Background: Mortality from upper gastrointestinal bleeding in patients with liver disease is high. The human recombinant activated factor VII is one of the suggested treatments for upper gastrointestinal bleeding in these patients.
Objectives: To assess the beneficial and harmful effects of human recombinant factor VIIa in patients with liver disease and upper gastrointestinal bleeding.
Search strategy: We searched The Cochrane Hepato-Biliary Group Controlled Trials Register, the Cochrane Central Register of Controlled Trials (CENTRAL) in The Cochrane Library, MEDLINE, EMBASE, Science Citation Index Expanded, ISI Web of Knowledge, and LILACS. The search strategies used are given in Table 01. We sought additional randomised trials from the reference lists of the trials and reviews identified through the electronic searches.
Selection criteria: All randomised clinical trials irrespective of design, publication status, and language comparing human recombinant activated factor VII versus placebo, or any other control intervention for patients with liver disease and upper gastrointestinal bleeding, irrespectively of aetiology.
Data collection and analysis: We estimated relative risks (RR) for dichotomous outcomes and mean differences for continuous data. Since only one trial was identified, meta-analysis was not possible.

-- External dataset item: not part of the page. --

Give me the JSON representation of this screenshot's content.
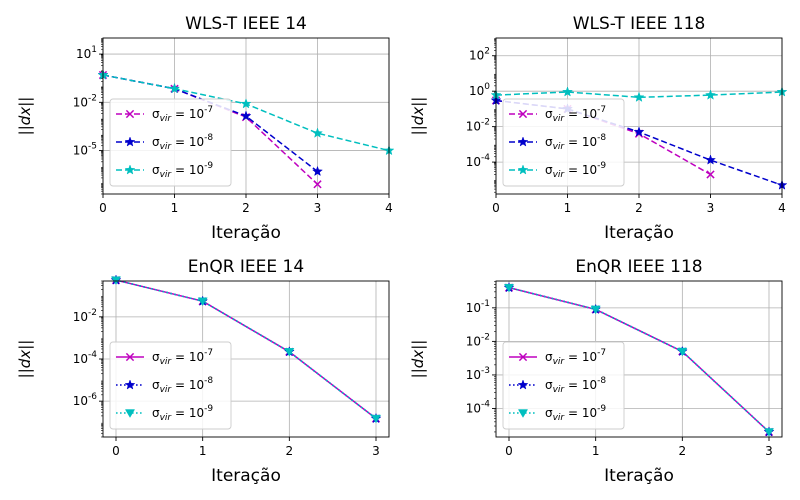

Main results: We included one trial with 242 adult patients. In this study, human recombinant activated factor VII administration did not reduce the risk of death (mortality within five days (RR 1.75, 95% confidence interval (CI) 0.53 to 5.82), and mortality within 42 days (RR 1.45, 95% CI 0.70 to 3.00)).
Authors' conclusions: We found no evidence that human recombinant activated factor VII reduces the risk of death in patients with liver disease and upper gastrointestinal bleeding. However, we made our conclusion on a single randomised clinical trial. More randomised clinical trials having low risk of bias are necessary in order to determine the role of human recombinant factor VIIa in clinical practice.